An auto-focus method for generating sharp 3D tomographic images

Abstract

We present a simple, robust, and versatile solution to the problem of blurred tomographic images as a result of imperfect geometric hardware alignment. The necessary precision for the alignment between the various components of a tomographic instrument is in many cases technologically difficult to implement, or requires impractical stability. Misaligned projection sets are not self-consistent and give blurred tomographic reconstructions. We have developed an off-line software method that utilises a geometric model to parameterise the alignment, and an algorithm for determining the alignment parameter set that gives the sharpest tomogram.
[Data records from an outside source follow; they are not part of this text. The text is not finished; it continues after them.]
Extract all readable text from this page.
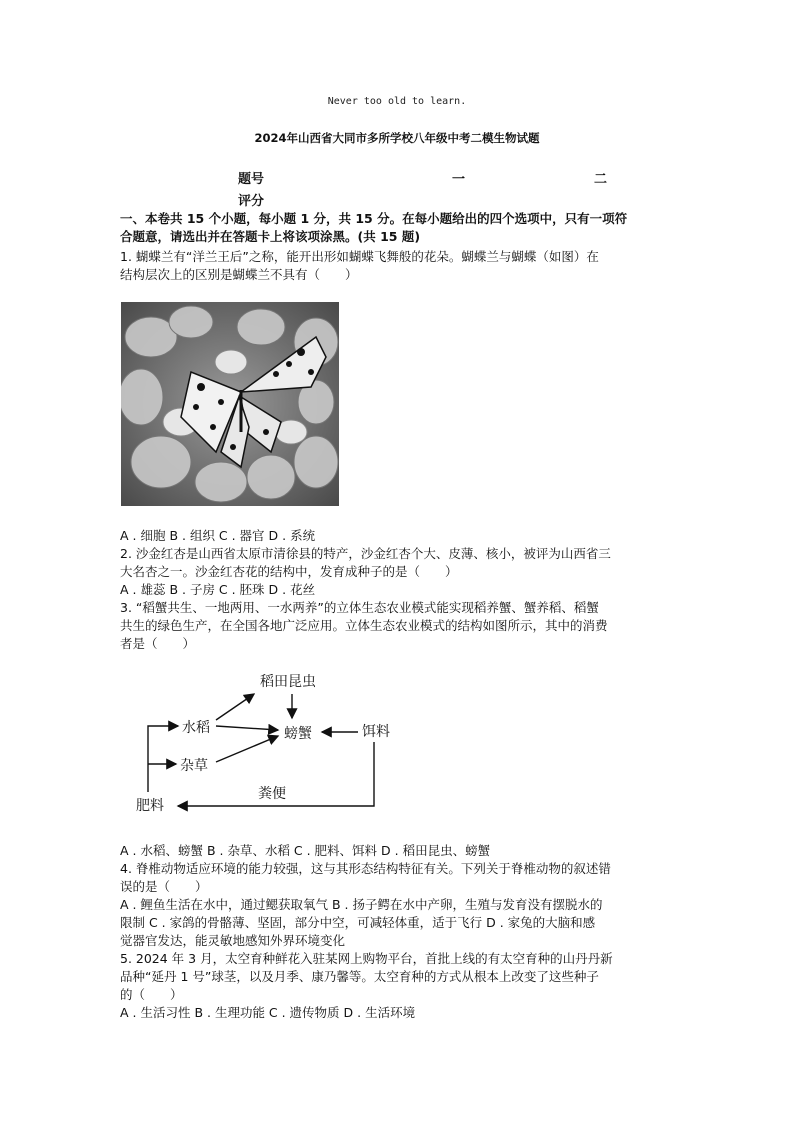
Never too old to learn.
2024年山西省大同市多所学校八年级中考二模生物试题
题号	一	二
评分
一、本卷共 15 个小题，每小题 1 分，共 15 分。在每小题给出的四个选项中，只有一项符
合题意，请选出并在答题卡上将该项涂黑。(共 15 题)
1. 蝴蝶兰有“洋兰王后”之称，能开出形如蝴蝶飞舞般的花朵。蝴蝶兰与蝴蝶（如图）在
结构层次上的区别是蝴蝶兰不具有（　　）
A . 细胞 B . 组织 C . 器官 D . 系统
2. 沙金红杏是山西省太原市清徐县的特产，沙金红杏个大、皮薄、核小，被评为山西省三
大名杏之一。沙金红杏花的结构中，发育成种子的是（　　）
A . 雄蕊 B . 子房 C . 胚珠 D . 花丝
3. “稻蟹共生、一地两用、一水两养”的立体生态农业模式能实现稻养蟹、蟹养稻、稻蟹
共生的绿色生产，在全国各地广泛应用。立体生态农业模式的结构如图所示，其中的消费
者是（　　）
稻田昆虫
水稻
杂草
螃蟹	饵料
粪便
肥料
A . 水稻、螃蟹 B . 杂草、水稻 C . 肥料、饵料 D . 稻田昆虫、螃蟹
4. 脊椎动物适应环境的能力较强，这与其形态结构特征有关。下列关于脊椎动物的叙述错
误的是（　　）
A . 鲤鱼生活在水中，通过鳃获取氧气 B . 扬子鳄在水中产卵，生殖与发育没有摆脱水的
限制 C . 家鸽的骨骼薄、坚固，部分中空，可减轻体重，适于飞行 D . 家兔的大脑和感
觉器官发达，能灵敏地感知外界环境变化
5. 2024 年 3 月，太空育种鲜花入驻某网上购物平台，首批上线的有太空育种的山丹丹新
品种“延丹 1 号”球茎，以及月季、康乃馨等。太空育种的方式从根本上改变了这些种子
的（　　）
A . 生活习性 B . 生理功能 C . 遗传物质 D . 生活环境
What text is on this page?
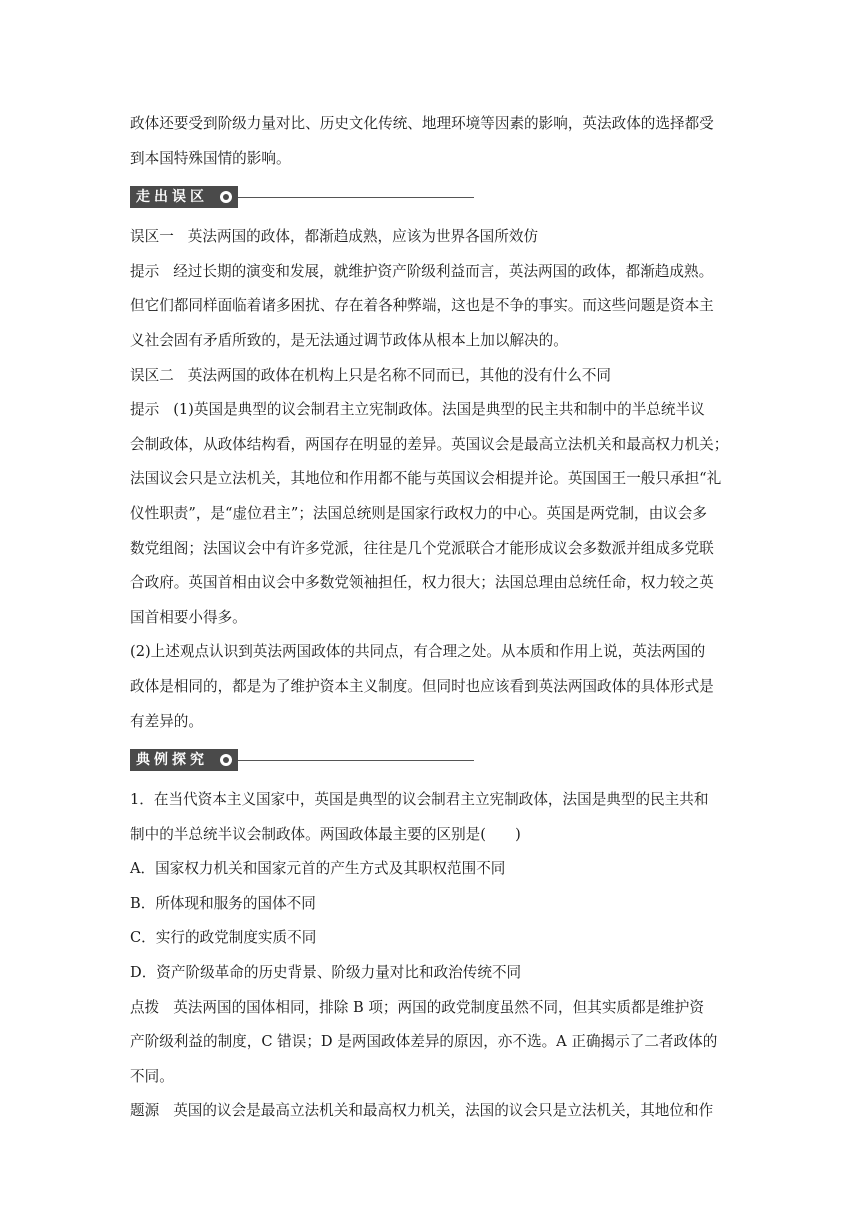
政体还要受到阶级力量对比、历史文化传统、地理环境等因素的影响，英法政体的选择都受

到本国特殊国情的影响。

走出误区

误区一 英法两国的政体，都渐趋成熟，应该为世界各国所效仿

提示 经过长期的演变和发展，就维护资产阶级利益而言，英法两国的政体，都渐趋成熟。

但它们都同样面临着诸多困扰、存在着各种弊端，这也是不争的事实。而这些问题是资本主

义社会固有矛盾所致的，是无法通过调节政体从根本上加以解决的。

误区二 英法两国的政体在机构上只是名称不同而已，其他的没有什么不同

提示 (1)英国是典型的议会制君主立宪制政体。法国是典型的民主共和制中的半总统半议

会制政体，从政体结构看，两国存在明显的差异。英国议会是最高立法机关和最高权力机关；

法国议会只是立法机关，其地位和作用都不能与英国议会相提并论。英国国王一般只承担“礼

仪性职责”，是“虚位君主”；法国总统则是国家行政权力的中心。英国是两党制，由议会多

数党组阁；法国议会中有许多党派，往往是几个党派联合才能形成议会多数派并组成多党联

合政府。英国首相由议会中多数党领袖担任，权力很大；法国总理由总统任命，权力较之英

国首相要小得多。

(2)上述观点认识到英法两国政体的共同点，有合理之处。从本质和作用上说，英法两国的

政体是相同的，都是为了维护资本主义制度。但同时也应该看到英法两国政体的具体形式是

有差异的。

典例探究

1．在当代资本主义国家中，英国是典型的议会制君主立宪制政体，法国是典型的民主共和

制中的半总统半议会制政体。两国政体最主要的区别是(　　)

A．国家权力机关和国家元首的产生方式及其职权范围不同

B．所体现和服务的国体不同

C．实行的政党制度实质不同

D．资产阶级革命的历史背景、阶级力量对比和政治传统不同

点拨 英法两国的国体相同，排除 B 项；两国的政党制度虽然不同，但其实质都是维护资

产阶级利益的制度，C 错误；D 是两国政体差异的原因，亦不选。A 正确揭示了二者政体的

不同。

题源 英国的议会是最高立法机关和最高权力机关，法国的议会只是立法机关，其地位和作
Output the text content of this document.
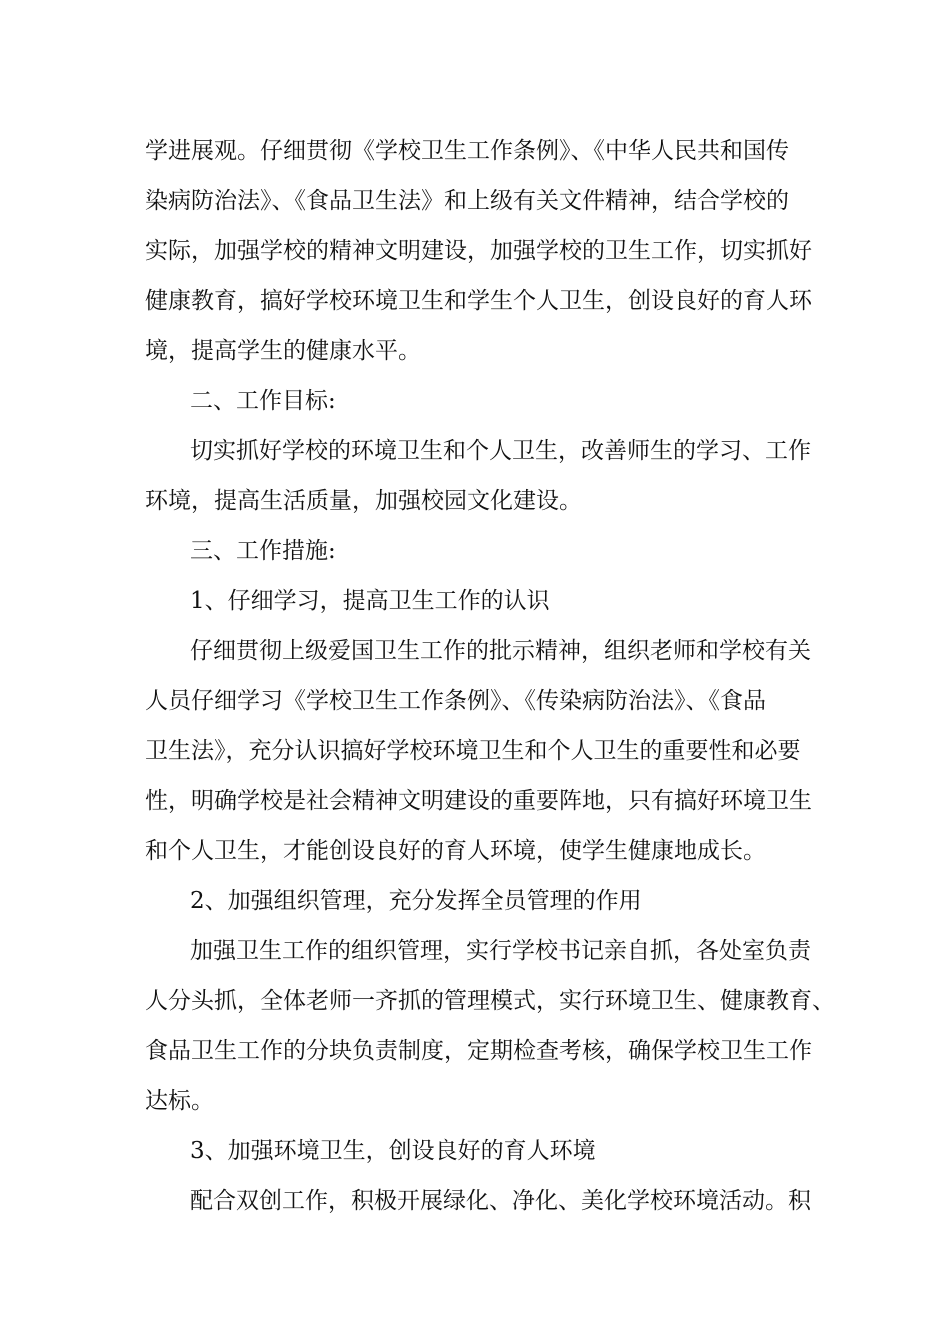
学进展观。仔细贯彻《学校卫生工作条例》、《中华人民共和国传
染病防治法》、《食品卫生法》和上级有关文件精神，结合学校的
实际，加强学校的精神文明建设，加强学校的卫生工作，切实抓好
健康教育，搞好学校环境卫生和学生个人卫生，创设良好的育人环
境，提高学生的健康水平。
二、工作目标:
切实抓好学校的环境卫生和个人卫生，改善师生的学习、工作
环境，提高生活质量，加强校园文化建设。
三、工作措施:
1、仔细学习，提高卫生工作的认识
仔细贯彻上级爱国卫生工作的批示精神，组织老师和学校有关
人员仔细学习《学校卫生工作条例》、《传染病防治法》、《食品
卫生法》，充分认识搞好学校环境卫生和个人卫生的重要性和必要
性，明确学校是社会精神文明建设的重要阵地，只有搞好环境卫生
和个人卫生，才能创设良好的育人环境，使学生健康地成长。
2、加强组织管理，充分发挥全员管理的作用
加强卫生工作的组织管理，实行学校书记亲自抓，各处室负责
人分头抓，全体老师一齐抓的管理模式，实行环境卫生、健康教育、
食品卫生工作的分块负责制度，定期检查考核，确保学校卫生工作
达标。
3、加强环境卫生，创设良好的育人环境
配合双创工作，积极开展绿化、净化、美化学校环境活动。积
It is an adaptation of passive auto-focus methods that have been used to obtain sharp images in optical instruments for decades. To minimise computation time, the auto-focus strategy is a multi-scale iterative technique implemented on a selection of 2D cross-sections of the tomogram. For each cross-section, the sharpness is evaluated while scanning over various combinations of alignment parameters. The parameter set that maximises sharpness is used to reconstruct the 3D tomogram. To apply the corrections, the projection data are re-mapped, or the reconstruction algorithm is modified. The entire alignment process takes less time than that of a full-scale 3D reconstruction. It can in principle be applied to any cone or parallel beam CT with circular, helical, or more general trajectories. It can also be applied retrospectively to archived projection data without any additional information. This concept is fully tested and implemented for routine use in the ANU micro-CT reconstruction software suite and has made the entire reconstruction pipeline robust and autonomous.